Enquanto Herbert optou por se dedicar à função de comentarista nesta temporada, Warwick parece ter seguido o caminho inverso e decidido que deseja permanecer como comissário. Ele será reintegrado como comissário de pilotos para o Grande Prêmio da Áustria no próximo fim de semana e, segundo informações, recusou uma proposta de uma agência de notícias para conceder uma entrevista com o apoio do cassino para discutir sua suspensão da etapa canadense.
É claro que, com somas lucrativas disponíveis como uma potencial fonte de renda para qualquer figura da F1, a FIA tentou evitar qualquer indício de que seus comissários poderiam ser influenciados em suas tomadas de decisão por meio da criação de suas próprias manchetes, e suspendeu Warwick — um servidor impecável e firme do automobilismo — para deixar esse ponto claro.
É mérito dele ter reconhecido o problema em potencial e procurado esclarecê-lo, mas a questão ainda permanece para a FIA: nem todo comissário — uma posição voluntária, lembre-se — pode ser incapaz de resistir à tentação de ganhar um bom dinheiro por suas opiniões.
Pagar aos administradores da FIA evitaria tais cenáriosEste é mais um argumento para justificar a remuneração dos comissários por seu trabalho, em vez de apenas uma pequena mesada para cobrir suas despesas. No início desta semana, o PlanetF1.com relatou por que o processo de tomada de decisão dos comissários, no furor pós-corrida no Canadá, demorou tanto e, além das exigências de regulamentação cronológica, a falta de pessoal e recursos no órgão de comissários é um fator importante.

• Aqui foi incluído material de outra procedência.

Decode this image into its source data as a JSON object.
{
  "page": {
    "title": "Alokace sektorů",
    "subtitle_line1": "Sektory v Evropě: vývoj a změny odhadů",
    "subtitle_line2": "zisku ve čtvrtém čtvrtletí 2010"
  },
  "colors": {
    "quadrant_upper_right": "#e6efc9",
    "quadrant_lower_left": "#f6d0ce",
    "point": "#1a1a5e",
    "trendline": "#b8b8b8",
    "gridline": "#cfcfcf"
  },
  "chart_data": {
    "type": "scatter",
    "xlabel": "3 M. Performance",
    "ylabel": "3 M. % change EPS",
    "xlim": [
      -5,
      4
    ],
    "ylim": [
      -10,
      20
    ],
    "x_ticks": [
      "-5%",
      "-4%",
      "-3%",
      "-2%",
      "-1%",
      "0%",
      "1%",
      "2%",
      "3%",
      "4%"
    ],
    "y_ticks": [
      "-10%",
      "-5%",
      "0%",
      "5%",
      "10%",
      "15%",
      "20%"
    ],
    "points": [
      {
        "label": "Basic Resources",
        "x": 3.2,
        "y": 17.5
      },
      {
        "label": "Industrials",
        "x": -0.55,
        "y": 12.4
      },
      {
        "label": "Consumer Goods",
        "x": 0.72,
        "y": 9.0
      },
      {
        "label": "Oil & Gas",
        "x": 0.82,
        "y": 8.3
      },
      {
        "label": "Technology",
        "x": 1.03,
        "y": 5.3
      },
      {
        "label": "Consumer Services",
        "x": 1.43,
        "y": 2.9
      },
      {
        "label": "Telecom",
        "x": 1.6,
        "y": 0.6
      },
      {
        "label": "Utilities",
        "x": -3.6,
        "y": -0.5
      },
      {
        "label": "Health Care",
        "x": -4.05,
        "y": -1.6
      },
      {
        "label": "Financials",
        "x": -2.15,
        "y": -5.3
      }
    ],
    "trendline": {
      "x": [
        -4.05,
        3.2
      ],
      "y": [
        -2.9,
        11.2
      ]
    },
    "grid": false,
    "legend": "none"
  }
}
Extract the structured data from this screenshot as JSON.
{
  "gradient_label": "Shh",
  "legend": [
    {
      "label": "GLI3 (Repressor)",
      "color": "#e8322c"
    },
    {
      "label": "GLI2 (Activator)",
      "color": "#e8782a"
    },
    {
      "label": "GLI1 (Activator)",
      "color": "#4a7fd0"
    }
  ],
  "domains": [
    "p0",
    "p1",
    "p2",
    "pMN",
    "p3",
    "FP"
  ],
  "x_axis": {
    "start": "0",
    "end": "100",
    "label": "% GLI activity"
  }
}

Aumentar esses recursos e fornecer um estipêndio ou salário aos comissários evitaria a possibilidade de esses comissários serem enganados por meio de dinheiro por opiniões e garantiria que a FIA pudesse manter seu status como um órgão regulador irrepreensível quando se trata de transparência esportiva e zero conflito de interesses.
Para fazer isso, a FIA precisaria de financiamento adicional do detentor dos direitos comerciais, e é uma ideia que o CEO da McLaren, Zak Brown, pediu no início desta temporada; Brown chegou a sugerir que as equipes poderiam se unir para pagar os administradores da FIA.
"Ter comissários de meio período e não remunerados em um esporte multibilionário, onde tudo está em jogo para tomar a decisão certa... Não acho que estamos preparados para o sucesso por não termos comissários em tempo integral", disse ele no Autosport Business Exchange, em Londres.
Quanto ao pagamento dos comissários, isso provavelmente será impopular entre as minhas colegas de equipe. Fico feliz se a McLaren e todas as equipes de corrida contribuírem. É muito importante para o esporte. Não pode ser tão caro se todos contribuírem. Não vai estourar o orçamento.
O que não sei é qual é a relação contratual entre a FIA e a Fórmula 1 no que diz respeito ao nível de expectativas em relação à comissão técnica. Mas, no fim das contas, o acordo diz que a comissão técnica em meio período não é remunerada.
Até que os comissários recebam uma remuneração respeitável por seu trabalho essencial na supervisão de todos os fins de semana do Grande Prêmio de F1, não deveria ser surpresa que nem todos os comissários recusarão um pagamento mais fácil.